The programme featured Ludwig Van Beethoven’s final piano concerto No. 5 in E. Flat, Op. 73 as well as Piotr Ilyich Tchaikovsky’s Symphony No. 4 in F Minor, Op. 36, which opens, as the evening programme indicates, “with a solemn fanfare and recurring theme of fate, twisting and contorting towards an uplifting close.”
On the evening, the Ulster Orchestra was seamlessly conducted by Andrew Gourlay with guest pianist, Vadym Kholodenko.

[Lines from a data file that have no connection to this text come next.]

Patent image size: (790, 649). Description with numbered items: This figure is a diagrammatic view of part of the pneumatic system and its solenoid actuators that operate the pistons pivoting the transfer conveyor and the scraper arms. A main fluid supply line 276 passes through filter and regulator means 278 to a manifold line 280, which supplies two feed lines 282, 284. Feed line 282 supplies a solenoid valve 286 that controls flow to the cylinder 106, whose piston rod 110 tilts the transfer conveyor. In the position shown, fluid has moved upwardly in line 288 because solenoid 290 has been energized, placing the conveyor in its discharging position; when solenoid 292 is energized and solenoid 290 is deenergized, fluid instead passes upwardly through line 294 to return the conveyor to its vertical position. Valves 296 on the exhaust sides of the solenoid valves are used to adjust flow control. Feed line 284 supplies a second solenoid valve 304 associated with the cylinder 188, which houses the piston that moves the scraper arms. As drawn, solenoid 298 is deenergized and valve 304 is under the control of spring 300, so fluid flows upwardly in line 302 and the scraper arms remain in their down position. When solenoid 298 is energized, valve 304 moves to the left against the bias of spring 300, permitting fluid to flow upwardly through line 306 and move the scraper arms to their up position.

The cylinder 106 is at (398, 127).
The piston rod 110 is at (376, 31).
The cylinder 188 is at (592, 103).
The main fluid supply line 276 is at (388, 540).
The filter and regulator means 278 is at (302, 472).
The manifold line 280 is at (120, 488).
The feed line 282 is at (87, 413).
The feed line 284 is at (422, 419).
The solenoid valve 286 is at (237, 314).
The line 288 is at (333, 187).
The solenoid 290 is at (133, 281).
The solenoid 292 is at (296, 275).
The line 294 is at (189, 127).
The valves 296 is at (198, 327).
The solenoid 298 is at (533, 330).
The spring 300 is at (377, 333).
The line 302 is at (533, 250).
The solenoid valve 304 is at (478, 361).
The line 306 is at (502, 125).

A particular highlight of the entertainment was the world premiere of a delightful and evocative work by young composer, Amelia Clarkson from Donaghadee just outside Belfast, entitled ‘The Rain Keeps Coming,’ her third orchestral piece in the past year, following new works for the National Symphony Orchestra of Ireland and the BBC Scottish Symphony Orchestra. Interestingly, in the programme notes Clarkson says she finished the last barline just five weeks before the show. Though, as she added, “the music has been living in my head for months, and perhaps subconsciously even longer.”

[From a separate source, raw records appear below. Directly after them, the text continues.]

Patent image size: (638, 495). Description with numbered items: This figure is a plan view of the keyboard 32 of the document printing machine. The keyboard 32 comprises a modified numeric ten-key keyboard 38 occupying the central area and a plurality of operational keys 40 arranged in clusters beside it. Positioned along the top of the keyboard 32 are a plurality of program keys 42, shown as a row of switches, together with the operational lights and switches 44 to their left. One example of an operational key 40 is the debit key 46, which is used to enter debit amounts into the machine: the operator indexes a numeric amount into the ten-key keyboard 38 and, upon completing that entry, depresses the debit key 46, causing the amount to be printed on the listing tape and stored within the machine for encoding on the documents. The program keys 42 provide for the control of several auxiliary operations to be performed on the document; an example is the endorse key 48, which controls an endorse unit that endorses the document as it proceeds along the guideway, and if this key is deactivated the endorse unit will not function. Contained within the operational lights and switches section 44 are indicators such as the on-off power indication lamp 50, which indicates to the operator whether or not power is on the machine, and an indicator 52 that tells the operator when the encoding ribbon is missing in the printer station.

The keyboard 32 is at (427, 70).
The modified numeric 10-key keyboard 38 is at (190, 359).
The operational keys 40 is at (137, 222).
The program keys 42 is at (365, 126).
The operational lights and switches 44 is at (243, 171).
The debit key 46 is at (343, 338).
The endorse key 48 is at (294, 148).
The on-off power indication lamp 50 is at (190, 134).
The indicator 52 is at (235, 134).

Clarkson, who co-founded Six Dance Collective two years ago with choreographer, Ruaidhrí Maguire and with whom I had the pleasure of meeting briefly after the performance, said ‘The Rain Keeps Coming’ is “about finding the magic in feeling alive, even when caught in a downpour.”
I was very impressed with Clarkson’s wonderfully poetic description in the programme, “For The Rain Keeps Coming,’ movement lives in the orchestration, with scatterings of detail rippling through the ensemble like droplets.”

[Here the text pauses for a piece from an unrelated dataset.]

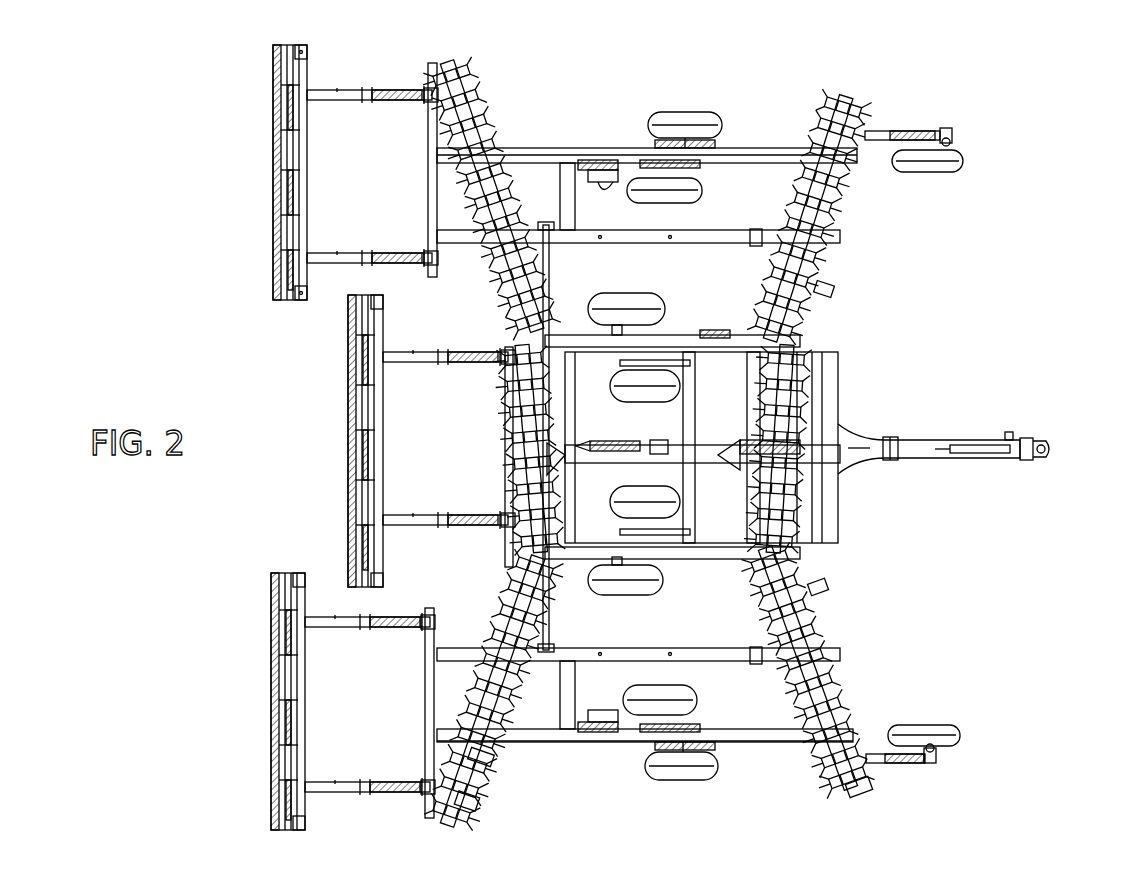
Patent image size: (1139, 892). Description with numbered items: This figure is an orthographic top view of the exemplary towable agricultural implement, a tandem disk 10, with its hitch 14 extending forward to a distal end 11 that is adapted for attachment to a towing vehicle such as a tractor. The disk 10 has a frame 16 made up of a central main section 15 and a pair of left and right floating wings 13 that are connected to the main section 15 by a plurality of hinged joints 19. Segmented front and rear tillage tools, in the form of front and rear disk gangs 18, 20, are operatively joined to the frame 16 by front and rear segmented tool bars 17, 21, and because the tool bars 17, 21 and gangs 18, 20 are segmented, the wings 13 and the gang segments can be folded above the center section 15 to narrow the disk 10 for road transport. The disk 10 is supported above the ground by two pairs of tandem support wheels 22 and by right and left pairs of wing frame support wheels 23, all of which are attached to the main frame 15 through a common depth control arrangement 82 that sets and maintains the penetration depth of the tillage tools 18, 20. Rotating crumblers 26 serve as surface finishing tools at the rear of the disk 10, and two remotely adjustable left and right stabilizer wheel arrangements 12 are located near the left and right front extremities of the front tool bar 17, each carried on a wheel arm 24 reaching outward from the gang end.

She added, “From the heaviness, the trumpets bring a coy playfulness which grows into a sparkling, sizzling texture across the orchestra. At its heart, this work is about overwhelm. Scuttling woodwinds and surging glissandi in the trombones lead to the only true tutti passage of the piece – the sensation of being drenched for better or worse, and surrendering to it. The closing bars bring a watercolour of renewal, punctuated by distant thunder.”
As for the Ulster Orchestra itself, it was founded in 1966 and performs around 40 concerts every year, both at its home at the Ulster Hall, and at The Waterfront Hall, one of Belfast’s leading concert venues.
If you visit Belfast, try to book a ticket for one of the performances. I doubt very much you’ll regret it.